Os protestos contra o governo da Bolívia levaram bancos a suspender temporariamente operações em La Paz nesta terça-feira, 19. A decisão ocorreu em meio à intensificação de manifestações e a preocupação com a segurança.
Sindicatos, mineradores, trabalhadores do transporte e grupos rurais vêm promovendo ações nas últimas semanas, pressionando o presidente Rodrigo Paz a reverter medidas de austeridade e enfrentar o aumento do custo de vida. Alguns manifestantes chegam a pedir a renúncia do chefe de estado.
Alguns bancos no centro de La Paz, incluindo o Banco Nacional de Bolivia, o Banco de Crédito de Bolivia (BCP), o Banco Económico e o Banco Unión, interromperam atividades em determinadas agências. Clientes foram orientados a utilizar serviços online e caixas eletrônicos.
Impacto nas operações e na vida cotidiana
Fontes próximas às instituições financeiras indicam que as operações não devem ser retomadas até a redução dos protestos. A associação bancária Asoban não detalhou os motivos, mas informou que o setor permanece parcialmente operacional.

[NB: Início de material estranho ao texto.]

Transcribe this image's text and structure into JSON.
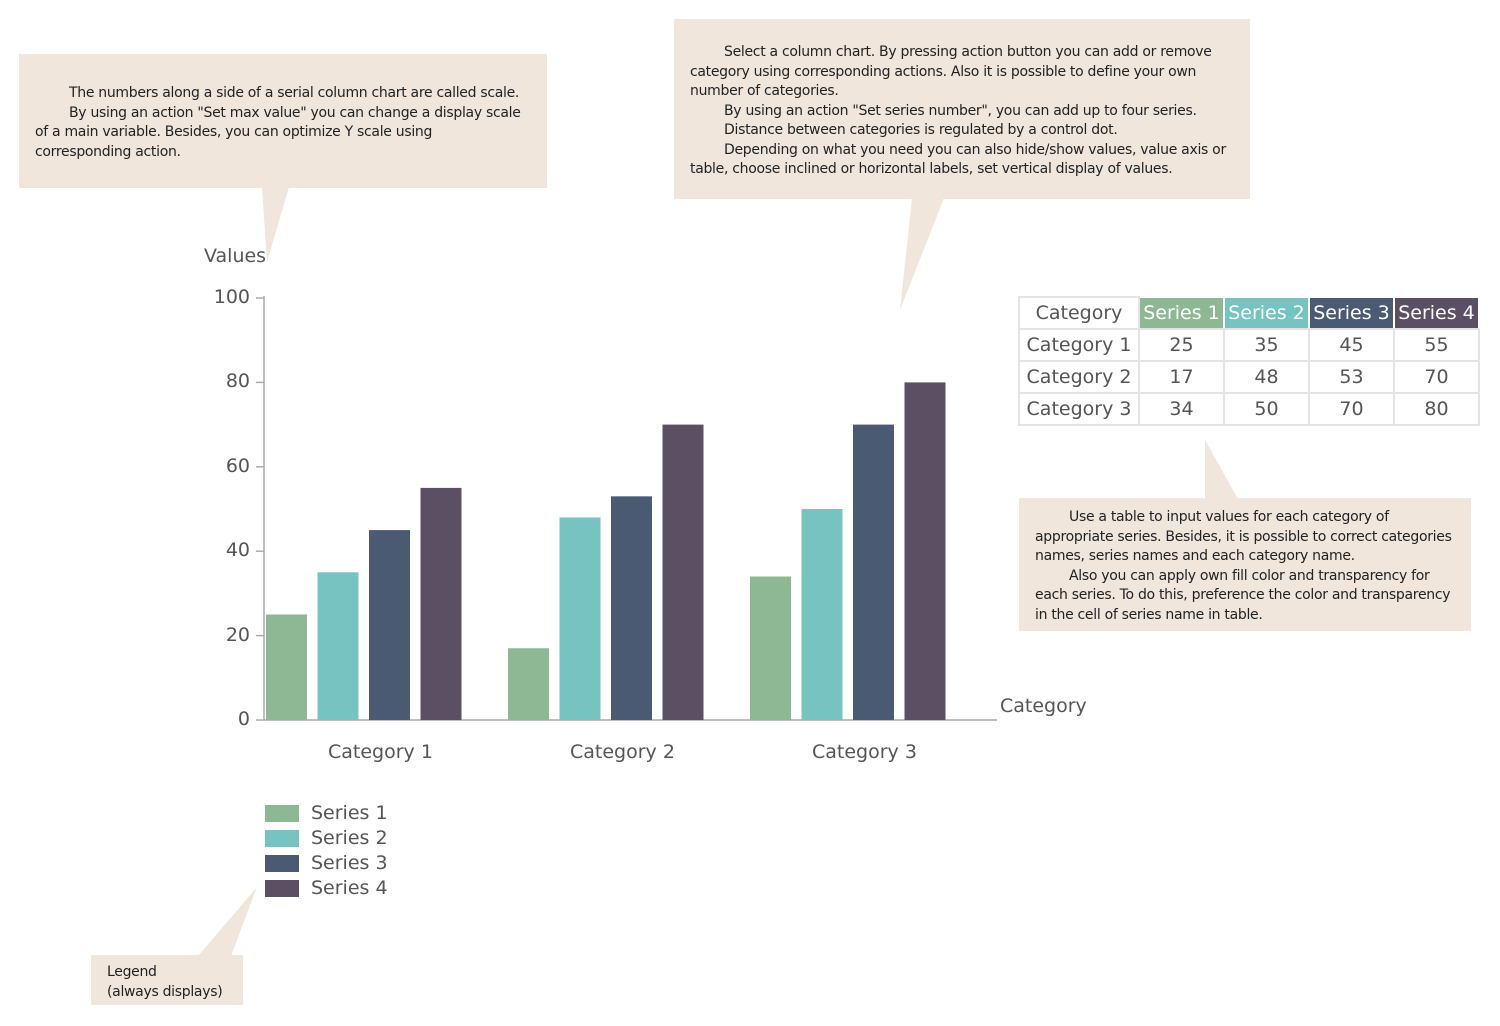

O centro de La Paz manteve-se mais tranquilo pela manhã, porém houve deslocamentos de manifestantes para outras áreas e uma greve de transporte foi registrada em El Alto. O acesso à Praça Murillo, onde fica o palácio presidencial, teve controle policial rígido.
Bloqueios nas estradas atingiram a distribuição de mercadorias, causando escassez de alimentos, suprimentos médicos e combustível. Ao todo, foram registrados pelo menos 32 bloqueios na terça.
A estatal de energia Ypfb informou que bloqueios na planta de Senkata e em outras vias obrigaram a suspensão de envios a regiões afetadas. Autoridades calculam medidas para facilitar a entrada de suprimentos em La Paz e El Alto ainda nesta semana.
No Paraguai, motoristas bolivianos próximos a Assunção relatam esperas por soluços na tensão entre os dois países, com relatos de dificuldades logísticas na região fronteiriça.
Contexto econômico e político
Paz, que assumiu em novembro com a promessa de reduzir gastos e subsídios aos combustíveis, elevou o salário mínimo em 20% e ampliou alguns benefícios, mas as medidas não diminuíram as tensões. As autoridades apontam resistência de setores ligados ao ex-presidente Evo Morales.
Analistas destacam problemas estruturais na economia boliviana, em meio a uma crise prolongada. A crise ocorre em um momento de incerteza sobre opções de crescimento, com o país depender cada vez mais de imports de combustível.
Mercados reagiram de forma contida, com redução do prêmio para manter a dívida boliviana estável frente aos títulos do Tesouro dos EUA, sinalizando preocupação limitada dos investidores com curto prazo de solvência.